10. Acquisizione o gestione dei donatori. Come illustreremo più avanti in questo capitolo, attrarre nuovi donatori è un’attività intrinsecamente costosa. La maggior parte delle non-profit riportano dei costi ingenti in quest’attività, ed in particolare se impiegano mezzi di comunicazione a risposta diretta (direct response media, quali la posta, la pubblicità, e così via). Non è infrequente, per le organizzazioni, perdere la metà delle risorse dedicate a questa attività. Questa perdita non è rilevante nel medio termine, perché l’organizzazione solleciterà delle successive donazioni, sulle quali i rendimenti sono molto superiori. Sui donatori originariamente acquisiti attraverso i metodi di risposta diretta, il costo può oscillare tra 4 e 5 volte il capitale investito. Il bilanciamento tra le attività di acquisizione e gestione influenzerà pertanto la performance della raccolta. Le organizzazioni che investono molto nella costruzione della propria “base” mostreranno inizialmente dei coefficienti di fundraising piuttosto negativi.

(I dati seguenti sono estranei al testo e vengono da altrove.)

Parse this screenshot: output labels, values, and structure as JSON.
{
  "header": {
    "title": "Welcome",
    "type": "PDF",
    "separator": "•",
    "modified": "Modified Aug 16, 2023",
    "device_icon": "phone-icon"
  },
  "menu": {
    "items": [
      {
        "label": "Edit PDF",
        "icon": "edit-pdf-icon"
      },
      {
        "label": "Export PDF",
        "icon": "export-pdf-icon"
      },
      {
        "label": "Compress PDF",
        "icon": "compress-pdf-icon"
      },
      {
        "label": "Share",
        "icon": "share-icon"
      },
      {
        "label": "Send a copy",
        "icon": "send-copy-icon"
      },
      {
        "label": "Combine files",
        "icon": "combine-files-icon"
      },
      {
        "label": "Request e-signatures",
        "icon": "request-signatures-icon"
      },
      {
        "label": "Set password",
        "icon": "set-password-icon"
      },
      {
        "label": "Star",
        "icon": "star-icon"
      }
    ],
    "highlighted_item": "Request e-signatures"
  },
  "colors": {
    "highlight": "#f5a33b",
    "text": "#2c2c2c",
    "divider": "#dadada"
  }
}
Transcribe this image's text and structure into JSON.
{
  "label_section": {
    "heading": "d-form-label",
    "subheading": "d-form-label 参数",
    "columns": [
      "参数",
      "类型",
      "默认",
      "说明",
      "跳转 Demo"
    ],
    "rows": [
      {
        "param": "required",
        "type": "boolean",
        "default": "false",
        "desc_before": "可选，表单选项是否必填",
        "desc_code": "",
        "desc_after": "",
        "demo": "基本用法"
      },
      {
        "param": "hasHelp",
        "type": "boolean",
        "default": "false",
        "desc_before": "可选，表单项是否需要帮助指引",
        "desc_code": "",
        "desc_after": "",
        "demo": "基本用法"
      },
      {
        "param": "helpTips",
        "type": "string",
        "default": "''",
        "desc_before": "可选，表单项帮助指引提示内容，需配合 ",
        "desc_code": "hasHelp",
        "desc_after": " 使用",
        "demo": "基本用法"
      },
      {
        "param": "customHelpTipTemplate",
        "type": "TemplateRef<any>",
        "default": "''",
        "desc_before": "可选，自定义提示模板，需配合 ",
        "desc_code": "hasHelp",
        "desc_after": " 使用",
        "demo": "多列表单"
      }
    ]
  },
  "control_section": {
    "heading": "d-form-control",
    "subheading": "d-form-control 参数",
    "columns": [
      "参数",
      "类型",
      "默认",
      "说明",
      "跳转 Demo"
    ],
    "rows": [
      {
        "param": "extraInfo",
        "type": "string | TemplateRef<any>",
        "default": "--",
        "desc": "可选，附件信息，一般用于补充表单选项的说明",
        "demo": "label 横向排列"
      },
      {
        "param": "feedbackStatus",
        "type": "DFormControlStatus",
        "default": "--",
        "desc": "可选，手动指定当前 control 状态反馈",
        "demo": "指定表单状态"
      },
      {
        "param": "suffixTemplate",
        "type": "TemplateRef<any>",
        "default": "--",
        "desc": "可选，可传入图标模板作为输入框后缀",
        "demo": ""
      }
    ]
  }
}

11. Diverse tipologie di “campagne”. Le “campagne di raccolta” generano dei rendimenti molto diversi rispetti alla generale raccolta annuale. Un indice aggregato che combina queste due diverse forme di fundraising risulta perciò inutilizzabile. Le “campagne di raccolta” sono tipicamente delle attività pluriennali, per le quali la maggioranza dei costi è normalmente sostenuta nei primi mesi della campagna. Di conseguenza, se i coefficienti sono calcolati su base annua, i costi di fundraising per

il primo anno della campagna appariranno (artificialmente) elevati, mentre negli anni seguenti risulteranno ingannevolmente bassi. Questa problematica è particolarmente significativa perché se l’ammontare dei costi viene divulgato ai donatori al termine del primo anno, alcuni potrebbero essere dissuasi dal contribuire ulteriormente alla campagna per effetto della sua performance apparentemente “negativa”, anche nei casi in cui da un punto di vista di lungo periodo tali costi si sarebbero ritenuti del tutto ragionevoli.

Nell’obiettivo di valutare la performance di raccolta di un’organizzazione in modo significativo, e di confrontare questa valutazione con quella di altre organizzazioni, è necessario tener conto di ciascuno di questi fattori.

L’ultima considerazione da effettuare rispetto a questa lista molto lunga di fattori è che anche chi conduce l’attività di fundraising non trarrà grande valore dal confronto dei coefficienti rispetto a quelli di altre organizzazioni. Dal punto di vista pratico, probabilmente dovranno farlo per capire come la propria performance verrà percepita dai propri diversi stakeholder, però tale confronto rimarrà in ogni caso di scarso aiuto nel verificare se la propria attività sia efficiente o meno, e se ci sia il bisogno di migliorarla. A tale fine sarà necessaria un’analisi di gran lunga più sofisticata.